The CMA announces the issuance of its resolution approving National Commercial Bank request to increase its capital from SAR 30,000,000,000 to SAR 44,780,000,000 by issuing 1,478,000,000 ordinary shares to merge Samba Financial Group into National Commercial Bank and transferring all of Samba Financial Group assets and liabilities to National Commercial Bank through a securities exchange offer.
National Commercial Bank capital increase shareholder circular will be published within sufficient time before the Extraordinary General Assembly Meeting.

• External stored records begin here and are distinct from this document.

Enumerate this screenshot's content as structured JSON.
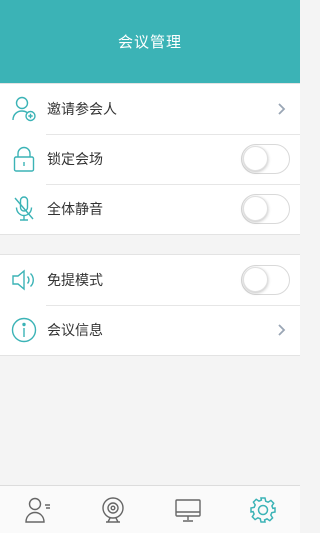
{
  "header": {
    "title": "会议管理"
  },
  "group1": {
    "items": [
      {
        "label": "邀请参会人",
        "icon": "add-user-icon",
        "control": "chevron"
      },
      {
        "label": "锁定会场",
        "icon": "lock-icon",
        "control": "toggle",
        "on": false
      },
      {
        "label": "全体静音",
        "icon": "mute-mic-icon",
        "control": "toggle",
        "on": false
      }
    ]
  },
  "group2": {
    "items": [
      {
        "label": "免提模式",
        "icon": "speaker-icon",
        "control": "toggle",
        "on": false
      },
      {
        "label": "会议信息",
        "icon": "info-icon",
        "control": "chevron"
      }
    ]
  },
  "tabbar": {
    "tabs": [
      {
        "icon": "participants-icon",
        "active": false
      },
      {
        "icon": "camera-icon",
        "active": false
      },
      {
        "icon": "monitor-icon",
        "active": false
      },
      {
        "icon": "settings-icon",
        "active": true
      }
    ]
  },
  "colors": {
    "accent": "#3bb3b6",
    "icon_inactive": "#666666",
    "background": "#f4f4f4"
  }
}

The shareholder circular must include all relevant information that the shareholders need to know before making an informed decision when voting on the capital increase for the purpose described, including the increase in capital and risk factors.

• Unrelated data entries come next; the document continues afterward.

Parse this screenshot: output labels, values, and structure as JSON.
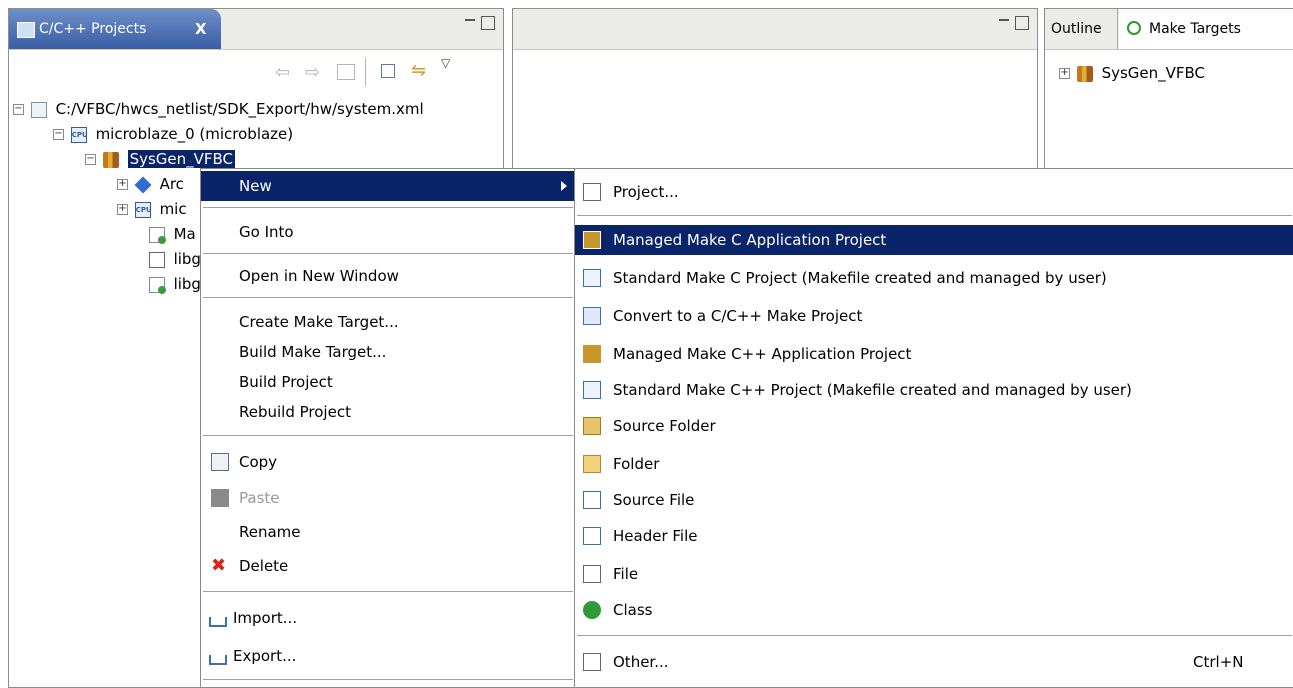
{
  "projects_view": {
    "tab_label": "C/C++ Projects",
    "close_glyph": "X",
    "tree": [
      {
        "label": "C:/VFBC/hwcs_netlist/SDK_Export/hw/system.xml",
        "expander": "−"
      },
      {
        "label": "microblaze_0 (microblaze)",
        "expander": "−"
      },
      {
        "label": "SysGen_VFBC",
        "expander": "−"
      },
      {
        "label": "Arc",
        "expander": "+"
      },
      {
        "label": "mic",
        "expander": "+"
      },
      {
        "label": "Ma"
      },
      {
        "label": "libg"
      },
      {
        "label": "libg"
      }
    ]
  },
  "right_view": {
    "tabs": [
      {
        "label": "Outline"
      },
      {
        "label": "Make Targets"
      }
    ],
    "tree": [
      {
        "label": "SysGen_VFBC",
        "expander": "+"
      }
    ]
  },
  "context_menu": {
    "items": [
      {
        "label": "New",
        "submenu": true,
        "selected": true
      },
      {
        "label": "Go Into"
      },
      {
        "label": "Open in New Window"
      },
      {
        "label": "Create Make Target..."
      },
      {
        "label": "Build Make Target..."
      },
      {
        "label": "Build Project"
      },
      {
        "label": "Rebuild Project"
      },
      {
        "label": "Copy",
        "icon": "copy-icon"
      },
      {
        "label": "Paste",
        "icon": "paste-icon",
        "disabled": true
      },
      {
        "label": "Rename"
      },
      {
        "label": "Delete",
        "icon": "delete-icon"
      },
      {
        "label": "Import...",
        "icon": "import-icon"
      },
      {
        "label": "Export...",
        "icon": "export-icon"
      }
    ]
  },
  "new_submenu": {
    "items": [
      {
        "label": "Project...",
        "icon": "new-project-icon"
      },
      {
        "label": "Managed Make C Application Project",
        "icon": "managed-make-c-icon",
        "selected": true
      },
      {
        "label": "Standard Make C Project (Makefile created and managed by user)",
        "icon": "standard-make-c-icon"
      },
      {
        "label": "Convert to a C/C++ Make Project",
        "icon": "convert-project-icon"
      },
      {
        "label": "Managed Make C++ Application Project",
        "icon": "managed-make-cpp-icon"
      },
      {
        "label": "Standard Make C++ Project (Makefile created and managed by user)",
        "icon": "standard-make-cpp-icon"
      },
      {
        "label": "Source Folder",
        "icon": "source-folder-icon"
      },
      {
        "label": "Folder",
        "icon": "folder-icon"
      },
      {
        "label": "Source File",
        "icon": "source-file-icon"
      },
      {
        "label": "Header File",
        "icon": "header-file-icon"
      },
      {
        "label": "File",
        "icon": "file-icon"
      },
      {
        "label": "Class",
        "icon": "class-icon"
      },
      {
        "label": "Other...",
        "icon": "other-icon",
        "shortcut": "Ctrl+N"
      }
    ]
  },
  "colors": {
    "selection": "#0a246a",
    "active_tab": "#3a5ea6"
  }
}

The CMA resolution included the approval of the proposed offer timetable, as well as the approval of the publication of the offer document by National Commercial Bank to Samba Financial Group shareholders to merge Samba Financial Group into National Commercial Bank through a securities exchange offer.
The offer document of National Commercial Bank will be published to Samba Financial Group shareholders to merge Samba Financial Group into National Commercial Bank through securities exchange within sufficient time before the Extraordinary General Assembly Meeting of Samba Financial Group The offer document must include all relevant information that the shareholders need to know before making an informed decision when voting on the offer, including the offer information and risk factors.

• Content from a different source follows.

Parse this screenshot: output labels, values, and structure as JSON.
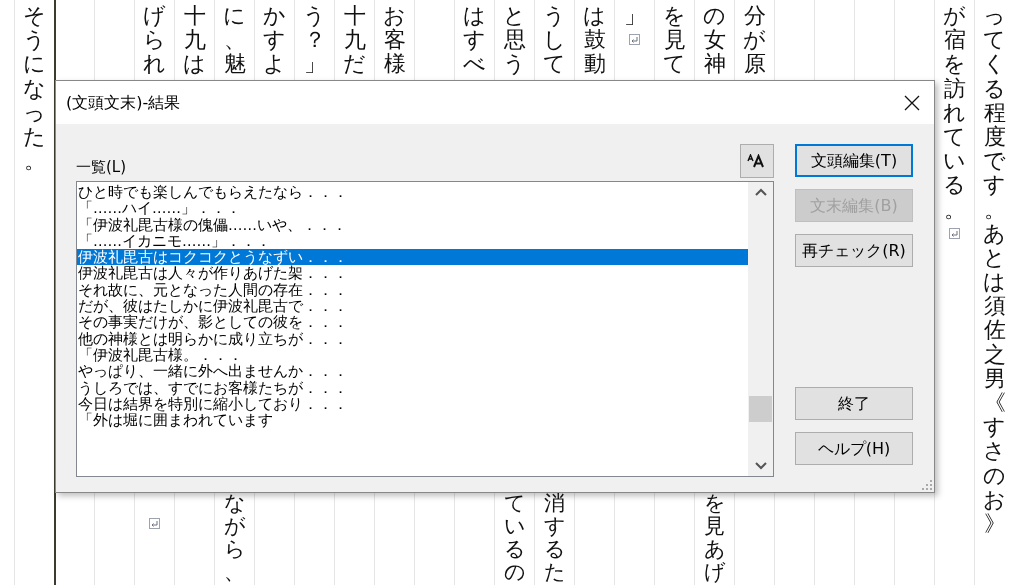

If the shareholders of National Commercial Bank approved the capital increase, and the shareholders of Samba Financial Group accepted the offer in their Extraordinary General Assembly Meetings, the new shares will be issued to Samba Financial Group shareholders who are registered in the shareholders’ registry at the Securities Depository Center Company and the shares of Samba Financial Group will be delisted from the Saudi Stock Exchange after the merger decision becomes effective.
A voting decision without reading the shareholders circular and the offer document carefully reviewing its content may involve high risks. Therefore, the shareholder should carefully read the shareholders circular and the offer document to be able to reach a proper voting decision. If the shareholders circular and offer document prove difficult to understand, it is recommended to consult with an authorized financial advisor.
The CMA’s approval should never be considered as an endorsement of the merger’s feasibility. The CMA's approval of the application merely means that the legal requirements as per the Capital Market Law and its Implementing Regulations have been met.